Elle termine en indiquant qu’elle se fait aider par une assistante sociale et est dans une situation financière difficile.
Mme [B] [W] pour sa part, demande au juge des contentieux de la protection de :
— débouter Mme [Y] [G] de ses demandes,
— débouter Mme [Y] [G] de sa demande d’expertise judiciaire,
— prononcer la résiliation du bail d’habitation,
— ordonner l’expulsion de Mme [Y] [G] et tous occupants de son chef,
— juger que Mme [Y] [G] sera redevable d’une indemnité d’occupation équivalente au montant du loyer initial à savoir 650 € par mois et ce jusqu’à complète libération des lieux,
— condamner Mme [Y] [G] à lui régler la somme de 8.660,10 € au titre de l’arriéré de loyer pour la période de mars 2023 au mois de juillet 2024 sauf à parfaire, soit 11.260 € échéance de novembre 2024 incluse,
— débouter Mme [Y] [G] de l’ensemble de ses demandes,
— condamner Mme [Y] [G] à lui payer la somme de 1.500 € au titre de l’article 700 du code de procédure civile,
— de condamner Mme [Y] [G] aux entiers dépens de l’instance comprenant en outre les frais du commandement de payer.
Au soutien de ses prétentions Mme [B] [W] expose :
— que Mme [Y] [G] ne règle plus ses loyers courants depuis mars 2023,
— qu’elle s’oppose à tous délais de paiement,
— que Mme [Y] [G] n’a pas repris le paiement du loyer courant,
— qu’elle rencontre des difficultés pour exécuter les travaux dans le logement, Mme [Y] [G] n’étant jamais disponible,
— que manifestement Mme [Y] [G] n’habite plus le logement,
— qu’elle a fait réaliser un diagnostic quant à la surface de l’appartement qui permet de conclure que la différence de surface rentre dans la tolérance prévue par la loi,
— que la demande d’expertise judiciaire est dilatoire,
— qu’elle ne justifie pas avoir subi une perte de chance ni subir un surplus de charges.
MOTIFS DE LA DÉCISION
I. SUR LA DEMANDE DE DIMINUTION DU LOYER FORMEE PAR LA LOCATAIRE
Aux termes de l’article 3-1 de la loi du 6 juillet 1989, lorsque la surface habitable de la chose louée est inférieure de plus d’un vingtième à celle exprimée dans le contrat de location, le bailleur supporte, à la demande du locataire, une diminution du loyer proportionnelle à l’écart constaté.
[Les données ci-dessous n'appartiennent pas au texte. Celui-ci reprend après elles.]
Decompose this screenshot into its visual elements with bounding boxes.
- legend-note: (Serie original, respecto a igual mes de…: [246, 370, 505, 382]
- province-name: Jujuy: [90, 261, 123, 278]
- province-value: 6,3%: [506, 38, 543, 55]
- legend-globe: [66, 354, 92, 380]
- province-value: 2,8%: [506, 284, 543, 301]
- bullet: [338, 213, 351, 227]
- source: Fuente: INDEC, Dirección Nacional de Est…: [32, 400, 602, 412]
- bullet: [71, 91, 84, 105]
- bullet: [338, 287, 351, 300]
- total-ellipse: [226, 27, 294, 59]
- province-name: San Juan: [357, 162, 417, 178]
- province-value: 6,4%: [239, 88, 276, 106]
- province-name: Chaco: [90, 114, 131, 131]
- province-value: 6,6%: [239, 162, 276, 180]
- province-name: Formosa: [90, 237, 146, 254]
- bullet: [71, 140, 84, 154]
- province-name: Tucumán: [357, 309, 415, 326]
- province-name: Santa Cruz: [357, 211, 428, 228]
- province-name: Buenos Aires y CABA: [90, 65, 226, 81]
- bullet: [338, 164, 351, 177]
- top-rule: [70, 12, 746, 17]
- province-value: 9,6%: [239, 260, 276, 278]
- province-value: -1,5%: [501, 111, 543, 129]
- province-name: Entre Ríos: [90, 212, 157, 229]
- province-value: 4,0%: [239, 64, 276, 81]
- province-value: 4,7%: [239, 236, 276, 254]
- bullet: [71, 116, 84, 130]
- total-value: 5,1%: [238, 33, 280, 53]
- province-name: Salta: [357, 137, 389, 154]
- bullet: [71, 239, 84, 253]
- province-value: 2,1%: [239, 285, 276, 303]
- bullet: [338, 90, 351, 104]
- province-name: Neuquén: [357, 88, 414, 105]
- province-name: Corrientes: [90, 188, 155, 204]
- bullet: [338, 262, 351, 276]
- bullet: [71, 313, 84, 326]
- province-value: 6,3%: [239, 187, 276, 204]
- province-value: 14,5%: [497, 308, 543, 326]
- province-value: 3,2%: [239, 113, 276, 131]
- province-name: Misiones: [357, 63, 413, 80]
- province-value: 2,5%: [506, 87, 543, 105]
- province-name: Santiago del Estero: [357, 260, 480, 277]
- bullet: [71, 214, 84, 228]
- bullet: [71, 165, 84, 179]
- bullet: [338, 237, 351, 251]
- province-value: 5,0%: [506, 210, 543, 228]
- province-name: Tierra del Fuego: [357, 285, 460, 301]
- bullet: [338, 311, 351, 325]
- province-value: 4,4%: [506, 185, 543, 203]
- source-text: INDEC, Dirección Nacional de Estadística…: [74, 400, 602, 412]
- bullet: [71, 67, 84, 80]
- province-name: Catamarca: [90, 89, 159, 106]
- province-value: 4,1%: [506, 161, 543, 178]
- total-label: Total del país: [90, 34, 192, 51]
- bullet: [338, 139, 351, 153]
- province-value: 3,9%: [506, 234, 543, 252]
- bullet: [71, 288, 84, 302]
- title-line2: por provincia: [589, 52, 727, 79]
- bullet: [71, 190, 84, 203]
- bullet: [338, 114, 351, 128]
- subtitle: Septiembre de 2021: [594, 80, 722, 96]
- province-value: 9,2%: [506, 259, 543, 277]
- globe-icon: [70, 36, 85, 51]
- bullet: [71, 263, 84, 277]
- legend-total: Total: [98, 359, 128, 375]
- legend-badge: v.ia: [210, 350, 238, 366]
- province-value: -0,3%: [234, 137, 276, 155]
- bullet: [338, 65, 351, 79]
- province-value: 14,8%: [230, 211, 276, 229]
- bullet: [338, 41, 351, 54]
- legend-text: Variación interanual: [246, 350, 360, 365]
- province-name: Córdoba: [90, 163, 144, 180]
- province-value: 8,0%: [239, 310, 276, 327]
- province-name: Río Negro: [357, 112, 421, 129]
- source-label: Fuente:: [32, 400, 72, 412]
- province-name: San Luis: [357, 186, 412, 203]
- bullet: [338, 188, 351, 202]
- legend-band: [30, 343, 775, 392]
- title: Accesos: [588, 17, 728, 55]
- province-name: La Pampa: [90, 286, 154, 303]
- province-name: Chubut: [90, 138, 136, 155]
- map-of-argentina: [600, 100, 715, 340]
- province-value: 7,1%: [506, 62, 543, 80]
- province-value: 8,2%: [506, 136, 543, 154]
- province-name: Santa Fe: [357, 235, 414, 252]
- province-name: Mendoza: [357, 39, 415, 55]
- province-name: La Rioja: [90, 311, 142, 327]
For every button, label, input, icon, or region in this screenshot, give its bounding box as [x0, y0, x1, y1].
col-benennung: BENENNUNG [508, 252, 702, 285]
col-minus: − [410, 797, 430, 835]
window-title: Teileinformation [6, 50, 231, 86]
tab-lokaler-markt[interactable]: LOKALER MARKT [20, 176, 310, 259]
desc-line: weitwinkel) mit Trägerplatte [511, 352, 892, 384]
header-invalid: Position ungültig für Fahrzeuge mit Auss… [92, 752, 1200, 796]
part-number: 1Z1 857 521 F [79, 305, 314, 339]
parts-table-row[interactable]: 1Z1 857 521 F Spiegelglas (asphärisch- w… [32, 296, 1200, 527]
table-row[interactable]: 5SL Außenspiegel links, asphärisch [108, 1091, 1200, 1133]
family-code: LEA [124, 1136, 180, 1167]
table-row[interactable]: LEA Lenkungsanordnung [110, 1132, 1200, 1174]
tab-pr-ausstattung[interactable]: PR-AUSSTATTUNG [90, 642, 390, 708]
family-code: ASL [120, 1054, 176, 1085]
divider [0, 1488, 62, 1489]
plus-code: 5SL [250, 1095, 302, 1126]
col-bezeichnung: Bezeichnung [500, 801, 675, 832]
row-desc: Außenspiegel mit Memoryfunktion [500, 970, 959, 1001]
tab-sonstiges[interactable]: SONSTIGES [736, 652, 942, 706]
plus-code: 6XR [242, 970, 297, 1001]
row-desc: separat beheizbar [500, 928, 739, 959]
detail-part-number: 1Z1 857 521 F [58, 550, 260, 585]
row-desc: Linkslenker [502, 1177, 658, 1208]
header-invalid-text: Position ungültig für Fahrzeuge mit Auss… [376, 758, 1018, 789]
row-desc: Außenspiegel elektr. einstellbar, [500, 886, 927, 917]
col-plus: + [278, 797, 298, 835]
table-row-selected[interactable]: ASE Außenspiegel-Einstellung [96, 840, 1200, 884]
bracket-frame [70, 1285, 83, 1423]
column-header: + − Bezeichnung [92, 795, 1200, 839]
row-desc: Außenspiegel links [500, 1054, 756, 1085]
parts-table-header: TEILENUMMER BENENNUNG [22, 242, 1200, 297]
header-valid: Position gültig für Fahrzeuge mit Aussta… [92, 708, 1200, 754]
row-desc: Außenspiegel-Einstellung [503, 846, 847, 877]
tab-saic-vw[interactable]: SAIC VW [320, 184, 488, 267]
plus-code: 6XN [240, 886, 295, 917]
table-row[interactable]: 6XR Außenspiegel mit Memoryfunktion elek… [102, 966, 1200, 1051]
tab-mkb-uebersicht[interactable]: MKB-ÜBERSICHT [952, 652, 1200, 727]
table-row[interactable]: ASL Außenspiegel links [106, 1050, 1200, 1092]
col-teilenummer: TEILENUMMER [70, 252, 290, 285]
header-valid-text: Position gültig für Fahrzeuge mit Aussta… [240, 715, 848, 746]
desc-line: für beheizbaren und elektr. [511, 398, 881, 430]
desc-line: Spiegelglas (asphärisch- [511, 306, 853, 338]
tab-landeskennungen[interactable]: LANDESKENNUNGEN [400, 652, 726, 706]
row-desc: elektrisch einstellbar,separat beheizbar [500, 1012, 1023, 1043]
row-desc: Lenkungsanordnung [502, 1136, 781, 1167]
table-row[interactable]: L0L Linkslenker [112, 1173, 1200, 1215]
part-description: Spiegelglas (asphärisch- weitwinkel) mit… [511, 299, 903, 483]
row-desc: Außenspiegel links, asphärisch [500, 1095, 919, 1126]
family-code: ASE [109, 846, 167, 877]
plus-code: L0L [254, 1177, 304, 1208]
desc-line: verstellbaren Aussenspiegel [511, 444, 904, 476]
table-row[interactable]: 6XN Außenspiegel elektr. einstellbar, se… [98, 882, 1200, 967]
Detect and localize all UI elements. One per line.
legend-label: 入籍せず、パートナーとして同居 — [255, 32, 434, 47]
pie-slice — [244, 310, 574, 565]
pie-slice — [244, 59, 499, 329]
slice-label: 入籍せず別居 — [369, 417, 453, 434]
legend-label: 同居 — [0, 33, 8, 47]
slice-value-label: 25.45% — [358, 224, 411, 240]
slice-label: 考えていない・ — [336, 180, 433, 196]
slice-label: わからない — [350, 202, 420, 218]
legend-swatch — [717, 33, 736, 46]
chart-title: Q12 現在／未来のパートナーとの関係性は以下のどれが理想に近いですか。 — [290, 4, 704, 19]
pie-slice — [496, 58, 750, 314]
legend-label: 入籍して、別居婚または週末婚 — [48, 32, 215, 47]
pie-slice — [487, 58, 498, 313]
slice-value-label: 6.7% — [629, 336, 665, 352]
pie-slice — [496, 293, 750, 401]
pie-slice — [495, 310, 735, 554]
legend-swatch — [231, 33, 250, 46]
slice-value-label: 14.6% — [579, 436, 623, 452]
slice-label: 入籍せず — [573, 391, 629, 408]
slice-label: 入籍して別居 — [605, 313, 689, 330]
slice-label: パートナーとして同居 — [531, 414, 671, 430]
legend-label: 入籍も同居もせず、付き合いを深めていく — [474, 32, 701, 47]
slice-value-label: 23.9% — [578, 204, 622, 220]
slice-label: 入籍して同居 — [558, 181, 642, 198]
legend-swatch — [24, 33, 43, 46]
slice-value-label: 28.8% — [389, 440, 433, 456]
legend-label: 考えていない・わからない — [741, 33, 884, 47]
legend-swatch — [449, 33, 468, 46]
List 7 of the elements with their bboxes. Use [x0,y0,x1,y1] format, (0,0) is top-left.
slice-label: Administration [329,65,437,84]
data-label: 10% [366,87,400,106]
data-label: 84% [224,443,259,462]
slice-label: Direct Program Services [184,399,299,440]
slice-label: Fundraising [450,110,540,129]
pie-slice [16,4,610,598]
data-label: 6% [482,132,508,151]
A défaut d’accord entre les parties ou à défaut de réponse du bailleur dans un délai de deux mois à compter de la demande en diminution de loyer, le juge peut être saisi, dans le délai de quatre mois à compter de cette même demande, afin de déterminer, le cas échéant, la diminution de loyer à appliquer. La diminution de loyer acceptée par le bailleur ou prononcée par le juge prend effet à la date de signature du bail. Si la demande en diminution du loyer par le locataire intervient plus de six mois à compter de la prise d’effet du bail, la diminution de loyer acceptée par le bailleur ou prononcée par le juge prend effet à la date de la demande.
En l’espèce, chacune des parties produit un diagnostic concernant la surface habitable du logement aboutissant à une résultat différent.
Le diagnostic réalisé par Mme [Y] [G] le 24 juin 2022 conclut à une surface habitable de 84,18 m² alors que le diagnostic réalisé par Mme [B] [W], qui a la même valeur probante, le 16 septembre 2022 conclut à une surface habitable de 86 m².
Le bail signé mentionnant une surface de 90 m², le premier diagnostic met en évidence une surface inférieure de plus de 5 % à celle mentionnée dans le bail alors que selon le second diagnostic on reste dans la marge d’erreur autorisée par la loi.
La charge de la preuve pèse effectivement sur la locataire. Compte tenu du diagnostic favorable produit par la propriétaire, et sans qu’il y ait lieu d’ordonner une expertise judiciaire, il doit être considéré que Mme [Y] [G] ne rapporte pas la preuve d’un écart suffisamment important donnant lieu à réduction du loyer tel que prévu par l’article 3-1 de la loi du 6 juillet 1989.
II. SUR LA RECEVABILITE DE L’ACTION EN RESILIATION FORMEE PAR LA BAILLERESSE
Une copie de l’assignation a été notifiée à la préfecture de l’Ain par la voie électronique le 12 janvier 2024, soit plus de six semaines avant l’audience, conformément aux dispositions de l’article 24 III de la loi n°89-462 du 06 juillet 1989, dans sa version en vigueur au 29 juillet 2023.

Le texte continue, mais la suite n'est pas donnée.